Er produziert Bilder in einer Stadt, in der es mehr Bilder als Wände gibt

Ein See ohne Wasser in der Vojvodina, Jugoslawien. Ein Mann mit Bart und langen Haaren malt mit Kreide bizarre Muster auf den verdorrten Boden, als wolle er Außerirdischen beim Landen helfen. Oder Bombenabwürfe lenken, auch wenn noch keiner ahnt, dass es sie geben wird. Am Ufer ein junges deutsches Touristenpaar, ungläubig und fasziniert. Sengende Hitze, in Laszlos Flasche ist kein Wasser, sondern selbst gebrannter Schnaps. Sie kommen ins Gespräch, aber verständlich machen kann er sich nicht. Worin besteht der Sinn dieser vergänglichen Kunst jenseits von Galerien, Museen, Auktionen? Der Mann wird einsilbig und zieht weiter seine Bahnen.

Sie werden sich in Berlin wiedersehen, irgendwann nach seiner Flucht aus dem Land, das Jugoslawien hieß und das zum Schlachtfeld werden sollte. Seine Heimat, eine Hassliebe. Die Spuren, die er hinterlässt, sind flüchtig.

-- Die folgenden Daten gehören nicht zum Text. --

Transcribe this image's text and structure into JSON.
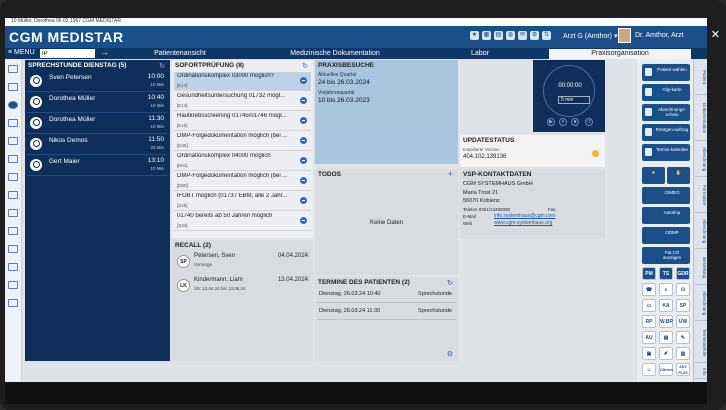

Geboren wurde Laszlo in der Batschka, einer Region, in der 18 deklarierte Minderheiten unter Titos harter Hand friedlich miteinander lebten. Seine Eltern, beide Lehrer, gehörten zur ungarischen Minderheit. Die Ex-Partisanen sprachen Deutsch miteinander, wenn es um Politik ging. Die Söhne sollten davon nichts mitbekommen. Schon als Kind wollte Laszlo Künstler werden, aber anpassen wollte er sich nicht. Immerhin, in Jugoslawien gab es mehr Freiräume als anderswo im Osten. Laszlo kann reisen, lernt Asien kennen, macht Kommune-Erfahrungen, ist Hippie. Anfang der Siebziger gehört er zur neoavantgardistischen serbisch-ungarischen Künstlergruppe „Bosch + Bosch“. Er studiert Philosophie, dann Restaurierung. Als Konservator und Dokumentarist bekommt er öffentliche Aufträge, als Künstler führt er ein Nischendasein mit einer gewissen Ausstrahlung. „Land Art“, „Body Art“, „Mail Art“, über die Landesgrenzen hinaus wird er bekannt. Und er wird viel verlieren.

1988 kommt er nach West-Berlin, fremdes Territorium. In der Hand einen kleinen Koffer, in der Jackentasche Adressen von Unbekannten, ein wenig Geld. Zurückgelassen hat er seine Kunst, seine Familie, seine Heimat, sein altes Leben. Eine Studentin öffnet die Tür und lässt ihn eintreten. Sie kennt seine Heimat, aber nicht diesen Mann mit vollgekleckstem Künstlerhut. Er kann ihr immerhin ein paar Fotos seiner Werke zeigen. Sie ist begeistert, auch von seiner Wärme und seinem Humor. Die beiden verständigen sich mit einer wilden Mischung aus Broken English und anderen Sprachen – und sie werden ein Paar, symbiotisch, für mehr als ein Jahrzehnt.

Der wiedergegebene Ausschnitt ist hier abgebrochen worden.